Phillip McMillan was recognized as the Calhoun County Agricultural Innovator by Judy Ludlow, Calhoun County Extension.

Phillip McMillan was recognized as the Calhoun County Agricultural Innovator by Judy Ludlow, Calhoun County Extension.

On Thursday August 21, 2014, twelve Innovative Farmers and Ranchers were recognized by University of Florida IFAS Extension and Farm Credit of Northwest Florida at the Jefferson County Opera House, in Monticello.  This is the fourth year these two organizations have teamed up to honor a selection of the most innovative farmers from the Florida Panhandle.

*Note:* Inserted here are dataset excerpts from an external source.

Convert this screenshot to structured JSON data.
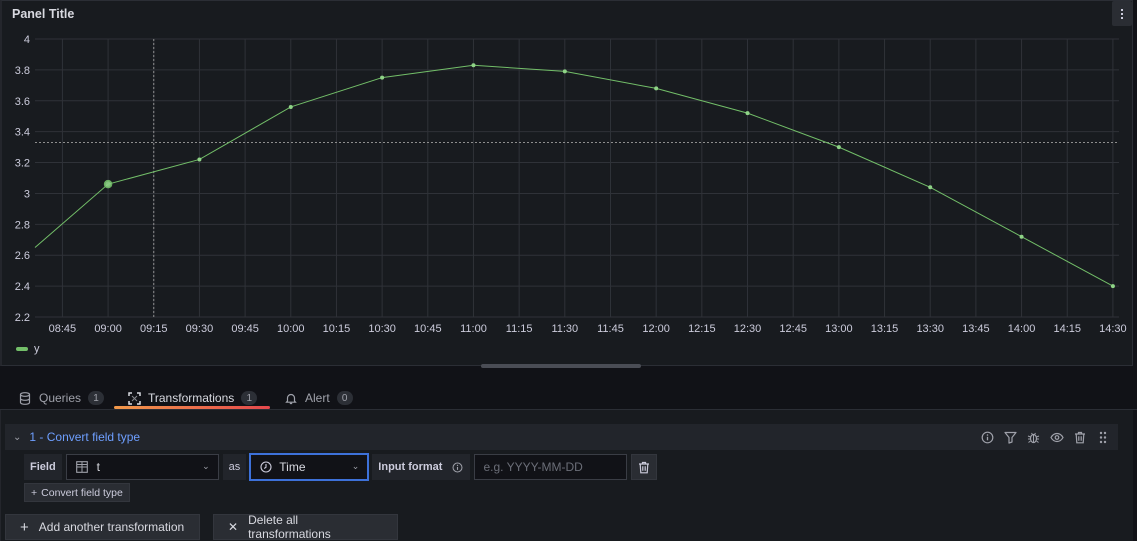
{
  "panel": {
    "title": "Panel Title",
    "menu_icon": "kebab-menu-icon"
  },
  "chart_data": {
    "type": "line",
    "title": "Panel Title",
    "xlabel": "",
    "ylabel": "",
    "series": [
      {
        "name": "y",
        "color": "#73bf69",
        "x": [
          "08:36",
          "09:00",
          "09:30",
          "10:00",
          "10:30",
          "11:00",
          "11:30",
          "12:00",
          "12:30",
          "13:00",
          "13:30",
          "14:00",
          "14:30"
        ],
        "values": [
          2.65,
          3.06,
          3.22,
          3.56,
          3.75,
          3.83,
          3.79,
          3.68,
          3.52,
          3.3,
          3.04,
          2.72,
          2.4
        ]
      }
    ],
    "x_ticks": [
      "08:45",
      "09:00",
      "09:15",
      "09:30",
      "09:45",
      "10:00",
      "10:15",
      "10:30",
      "10:45",
      "11:00",
      "11:15",
      "11:30",
      "11:45",
      "12:00",
      "12:15",
      "12:30",
      "12:45",
      "13:00",
      "13:15",
      "13:30",
      "13:45",
      "14:00",
      "14:15",
      "14:30"
    ],
    "y_ticks": [
      "4",
      "3.8",
      "3.6",
      "3.4",
      "3.2",
      "3",
      "2.8",
      "2.6",
      "2.4",
      "2.2"
    ],
    "ylim": [
      2.2,
      4.0
    ],
    "xlim": [
      "08:36",
      "14:32"
    ],
    "grid": true,
    "legend": "bottom-left",
    "crosshair": {
      "x": "09:15",
      "y": 3.33,
      "hover_point": "09:00"
    }
  },
  "tabs": [
    {
      "label": "Queries",
      "count": "1",
      "icon": "database-icon"
    },
    {
      "label": "Transformations",
      "count": "1",
      "icon": "transform-icon",
      "active": true
    },
    {
      "label": "Alert",
      "count": "0",
      "icon": "bell-icon"
    }
  ],
  "transformation": {
    "title": "1 - Convert field type",
    "actions": [
      "info-icon",
      "filter-icon",
      "bug-icon",
      "eye-icon",
      "trash-icon",
      "drag-handle-icon"
    ],
    "field_label": "Field",
    "field_value": "t",
    "as_label": "as",
    "type_value": "Time",
    "input_format_label": "Input format",
    "input_format_placeholder": "e.g. YYYY-MM-DD",
    "add_convert_label": "Convert field type"
  },
  "buttons": {
    "add_transformation": "Add another transformation",
    "delete_all": "Delete all transformations"
  },
  "accent": {
    "series": "#73bf69",
    "link": "#6e9fff",
    "focus": "#3d71d9",
    "tab_underline_start": "#f2994a",
    "tab_underline_end": "#e5484d"
  }
}
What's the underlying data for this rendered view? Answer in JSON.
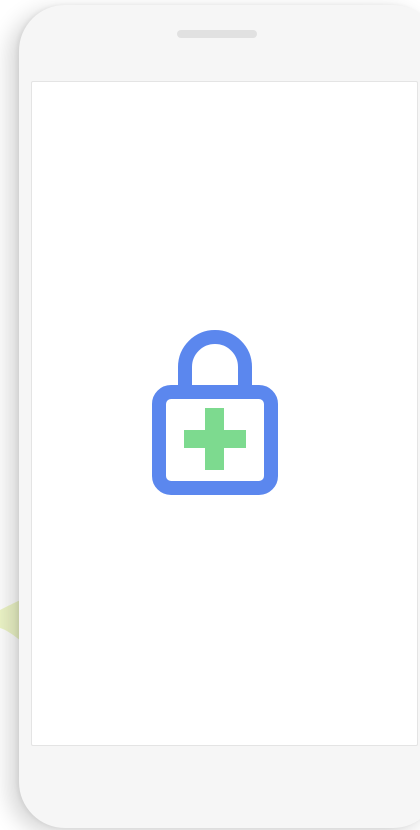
{
  "app": {
    "screen": "lock-add-splash"
  },
  "icons": {
    "lock": "lock-with-plus-icon"
  },
  "colors": {
    "lock_blue": "#5b87ee",
    "plus_green": "#7dda8f",
    "frame": "#f6f6f6",
    "screen": "#ffffff",
    "swoosh": "#eef6c8"
  }
}
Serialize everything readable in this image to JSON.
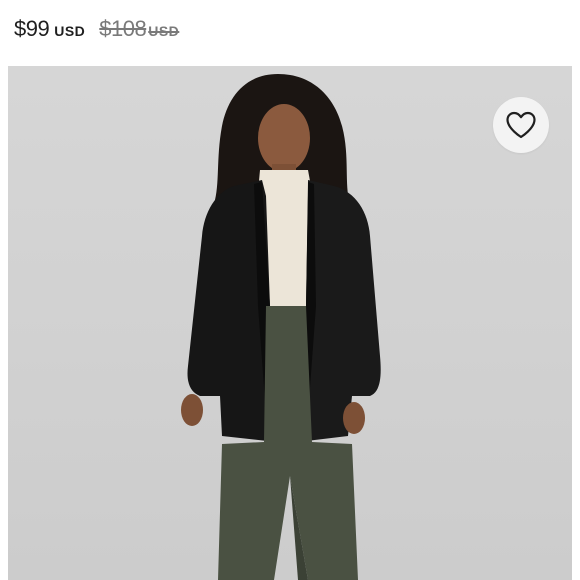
{
  "price": {
    "current_amount": "$99",
    "current_currency": "USD",
    "original_amount": "$108",
    "original_currency": "USD"
  },
  "product_image": {
    "icon": "heart-icon"
  },
  "colors": {
    "background": "#ffffff",
    "image_backdrop": "#d3d3d3",
    "jacket": "#161616",
    "top": "#ece5d8",
    "pants": "#4a5142",
    "price_text": "#1f1f1f",
    "strike_text": "#7a7a7a",
    "fav_button": "#f3f3f3"
  }
}
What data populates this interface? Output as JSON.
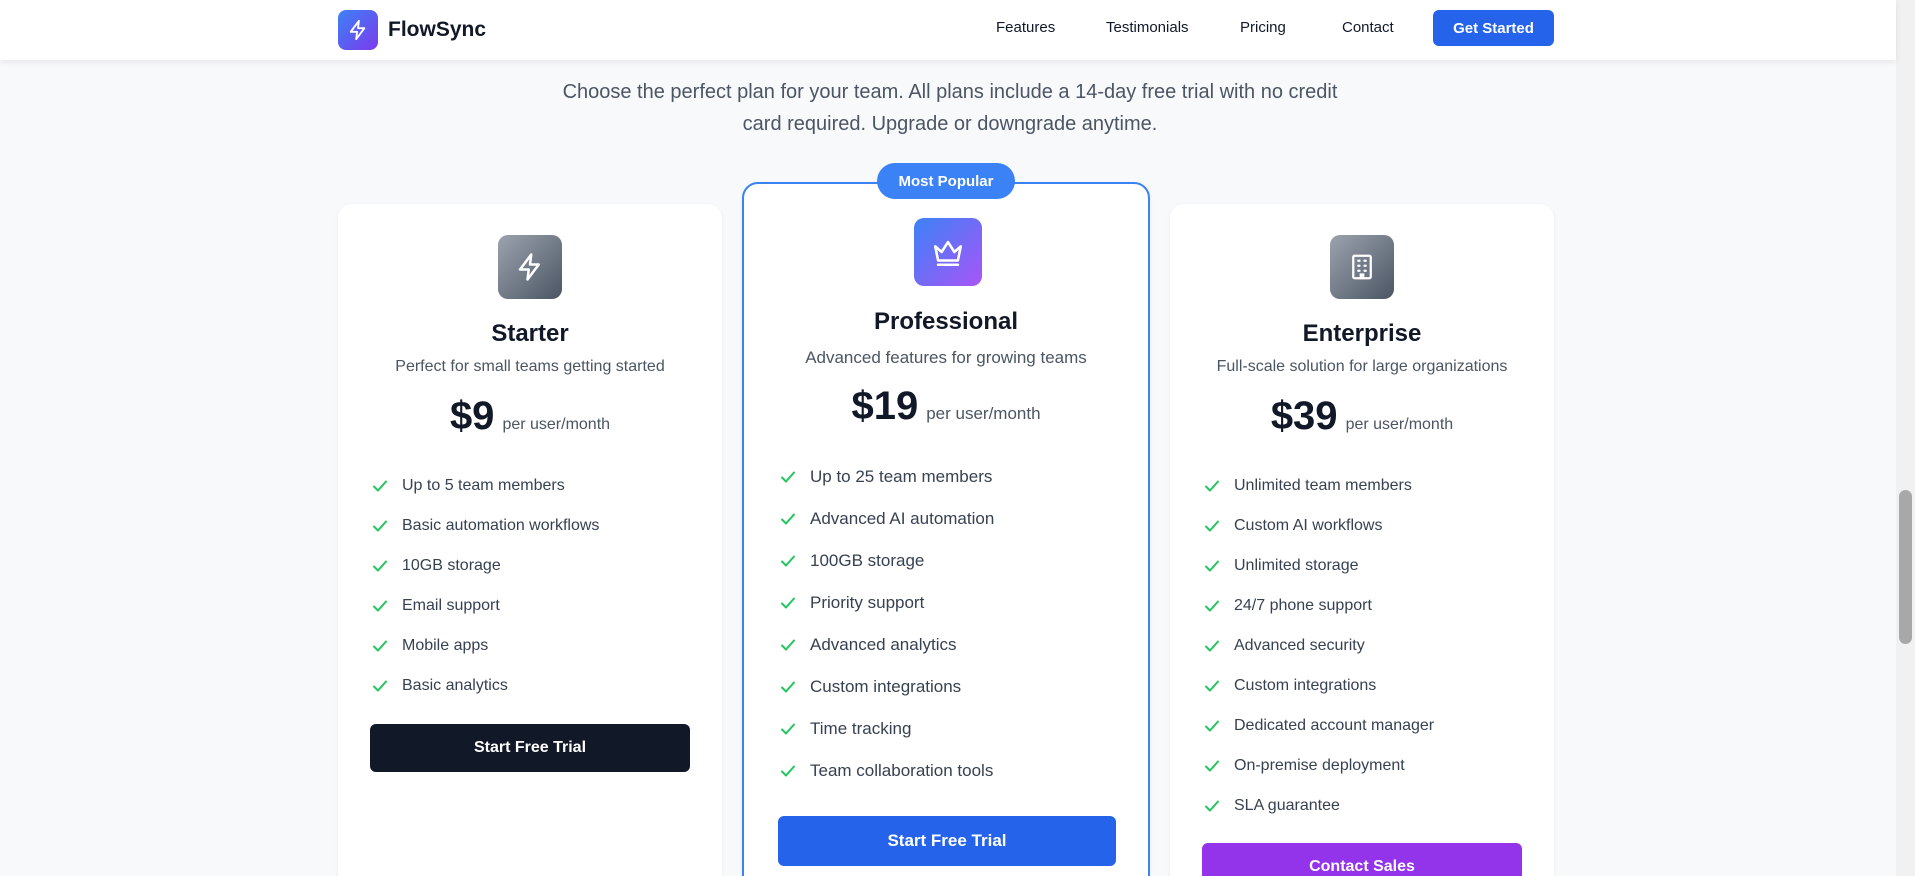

The purpose of the Agriculture Innovator Recognition Program is to annually recognize innovative farmers and ranchers from 16 Florida Panhandle counties, from Jefferson west to Escambia County.  In 2014, County Agriculture Extension Agents selected 12 Agricultural Innovators to be recognized.

All of the honorees have distinguished themselves as creative thinkers and leaders in the agricultural community.  From this group of elite farmers that were honored by their home county, one is selected annually to represent Northwest Florida. This year Phillip McMillan was selected as the Calhoun County Agriculture Innovator.  McMillan was nominated by Judy Ludlow, Calhoun County Extension Director.  Read more about McMillan and Neal Land & Timber Company below. The other Agricultural Innovators nominated this year will be featured on the Panhandle Ag e-News over the coming weeks.

Photo credit:  Judy Ludlow

McMillan created a floodplain hardwood timber 50-year rotation, that includes intermediate thinning of hardwoods every 15–20 years. Photo credit: Judy Ludlow

Phillip McMillan – Calhoun County Agricultural Innovator

Submitted by Extension Agent: Judy Ludlow

Neal Land and Timber Company was founded in 1923, Neal Land and Timber Company’s tree farm was one of the first 50 to open in Florida.  At that time, choice timber was harvested from their land to provide basket veneer for the wire-bound wood crates which carried Florida’s citrus to markets throughout the Southeast. Eventually, market demand for basket veneer declined in the 1960s and Neal Land
and Timber shifted to pine and hardwood production.  Philip McMillan inherited this rich and fascinating land management history when he began his tenure with Neal Land and Timber Company in 1980. He now manages 40,000 acres of upland pine, and 42,000 acres of
hardwood floodplain along the Apalachicola River.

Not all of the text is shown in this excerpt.